Rien n’est plus casse-gueule que l’œuvre métaphorique. Rien de pire que l’artiste qui se croit subtil et ne fait qu’enfiler les clichés à coups de symboles grossiers (exemples récents ici et ). Avec Kill List, le réalisateur britannique Ben Wheatley prend le problème à bras-le-corps et offre une œuvre quasi expérimentale, assez proche des essais les plus originaux des années 60 et 70. Pour assurer son propos, l’auteur fait mine de s’installer confortablement dans deux des genres les plus classiques du cinéma anglais : le film social et le polar grinçant. Deux tueurs à gages prolétaires avec leurs problèmes familiaux et financiers qui se lancent dans un dernier contrat ? Vous connaissez l’histoire par cœur, vous l’avez vue cent fois.

Sauf que, dès les premières minutes, le metteur en scène crée une ambiance anxiogène, proche du fantastique, où s’accumulent les détails mystérieux et les faux-semblants. Peu à peu cette atmosphère étouffante s’épanche dans des séquences de plus en plus violentes qui feront frémir les âmes sensibles. Il serait criminel de révéler la conclusion de Kill List, quelque part entre The Wicker-Man et les films d’horreur les plus surréalistes, mais vous voilà prévenus. C’est bien de l’Angleterre dont il est ici question, et plus généralement de l’Occident bousculé par la crise, tenté par la guerre, mastodonte échoué sur ses valeurs chancelantes.

Une telle ambition peut prêter à sourire, on est en droit de craindre la fable moralisatrice, il n’en est rien. C’est un vrai coup de poing, un uppercut. Mais très éloigné de ces innombrables effets de mode qu’on nous survend comme étant des « électrochocs », Kill List est mille fois plus malin et mille fois plus marquant que tous les petits vantards aussitôt vus, aussitôt oubliés. Avec sa mise en scène brillante, pleine de creux et de bosses, son ambiance unique et ses comédiens quasi inconnus mais habités, Kill List surpasse toutes les attentes. Essayez d’en savoir le moins possible avant de le voir et préparez-vous au choc.


John Carter

de Andrew Stanton

C’est l’histoire originelle, du moins en partie. Après tout, on pourra toujours revenir en arrière, loin, très loin, on finira probablement par atterrir chez Homère. Mais pour ce qui est de nos mythes modernes, le Cycle de Mars d’Edgar Rice Burroughs a fait beaucoup. Pour ceux qui diront : « mais John Carter ça ressemble trop à Star Wars, vilain copieur », c’est en fait l’inverse. C’est Star Wars qui ressemble à John Carter. Et double gifle à la face barbue de George Lucas, en un seul film nous voilà vengés de l’affreuse prélogie, douloureuse épine dans le pied des fans de Luke Skywalker. Balayée La Menace Fantôme, humiliée L’Attaque des Clones, ventilée La Revanche des Siths, John Carter est arrivé avec sa mythologie en or et sa splendeur visuelle.

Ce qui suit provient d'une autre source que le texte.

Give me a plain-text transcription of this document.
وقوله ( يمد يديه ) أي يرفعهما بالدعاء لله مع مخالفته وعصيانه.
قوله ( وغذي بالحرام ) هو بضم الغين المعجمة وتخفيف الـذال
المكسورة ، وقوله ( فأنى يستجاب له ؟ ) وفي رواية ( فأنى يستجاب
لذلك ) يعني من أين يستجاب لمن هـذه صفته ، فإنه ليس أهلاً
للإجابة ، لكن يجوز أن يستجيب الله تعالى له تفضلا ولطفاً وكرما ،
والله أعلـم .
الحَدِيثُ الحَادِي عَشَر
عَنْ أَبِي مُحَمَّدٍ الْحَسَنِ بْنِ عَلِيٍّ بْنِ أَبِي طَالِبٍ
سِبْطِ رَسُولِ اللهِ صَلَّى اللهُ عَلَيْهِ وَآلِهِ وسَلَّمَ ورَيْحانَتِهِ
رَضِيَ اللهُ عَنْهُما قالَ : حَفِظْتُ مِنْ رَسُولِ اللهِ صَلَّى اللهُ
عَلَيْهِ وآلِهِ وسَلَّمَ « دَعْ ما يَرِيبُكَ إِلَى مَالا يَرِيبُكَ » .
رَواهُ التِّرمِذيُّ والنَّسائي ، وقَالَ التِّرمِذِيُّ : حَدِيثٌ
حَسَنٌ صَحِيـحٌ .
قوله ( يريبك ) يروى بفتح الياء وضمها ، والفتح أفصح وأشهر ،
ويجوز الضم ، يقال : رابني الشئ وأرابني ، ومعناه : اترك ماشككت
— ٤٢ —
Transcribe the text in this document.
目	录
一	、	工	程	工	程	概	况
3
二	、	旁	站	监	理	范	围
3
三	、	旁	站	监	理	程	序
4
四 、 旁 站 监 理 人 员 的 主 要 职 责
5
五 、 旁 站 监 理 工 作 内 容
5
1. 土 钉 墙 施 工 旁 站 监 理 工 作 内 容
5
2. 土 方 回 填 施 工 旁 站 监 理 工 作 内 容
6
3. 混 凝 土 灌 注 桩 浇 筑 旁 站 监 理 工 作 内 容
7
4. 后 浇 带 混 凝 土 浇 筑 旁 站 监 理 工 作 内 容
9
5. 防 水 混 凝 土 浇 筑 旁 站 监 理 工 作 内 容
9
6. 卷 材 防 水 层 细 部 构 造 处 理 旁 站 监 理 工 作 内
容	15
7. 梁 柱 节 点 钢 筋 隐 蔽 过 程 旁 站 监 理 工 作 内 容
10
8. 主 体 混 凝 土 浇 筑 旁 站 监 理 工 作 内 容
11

Il y a dans le film d’Andrew Stanton (Le Monde de Némo, Wall-E, pas n’importe qui) l’ombre d’un chef-d’œuvre. De la première à la dernière scène, on ne passe jamais loin du film de science-fiction épique ultime, une sorte d’Autant en Emporte le Vent sur Mars. Accouché dans la douleur, monté et remonté mille fois par Disney, converti de force en 3D, John Carter entre dans la lignée de ces œuvres, qui, de Blade Runner au 13e Guerrier, préservent leur grandeur malgré les affronts. Ce qu’il nous est donné de voir est donc imparfait, claudiquant sur un rythme inégal, bien souvent coupé dans ses élans. Ici une scène de dialogue qui s’éternise, là un combat trop  éphémère, partout le fantôme d’une œuvre définitive.

En l’état, il manque à peu près une heure de métrage pour obtenir l’équilibre. Malgré tout, John Carter s’avère largement au-dessus de la moyenne des blockbusters actuels. L’univers décrit, sa richesse visuelle, la grandeur de ses enjeux, ainsi que plein de petits détails qui le différencient du tout venant. Ce monde est conçu avec un soin maniaque, jusqu’au moindre défaut d’architecture, jusqu’au minuscule accessoire du troisième figurant au fond à droite. Cette volonté de perfection est présente à chaque instant. En témoigne la partie terrestre de l’œuvre qui déborde esthétiquement de partout, avec une précision qui laisse pantois.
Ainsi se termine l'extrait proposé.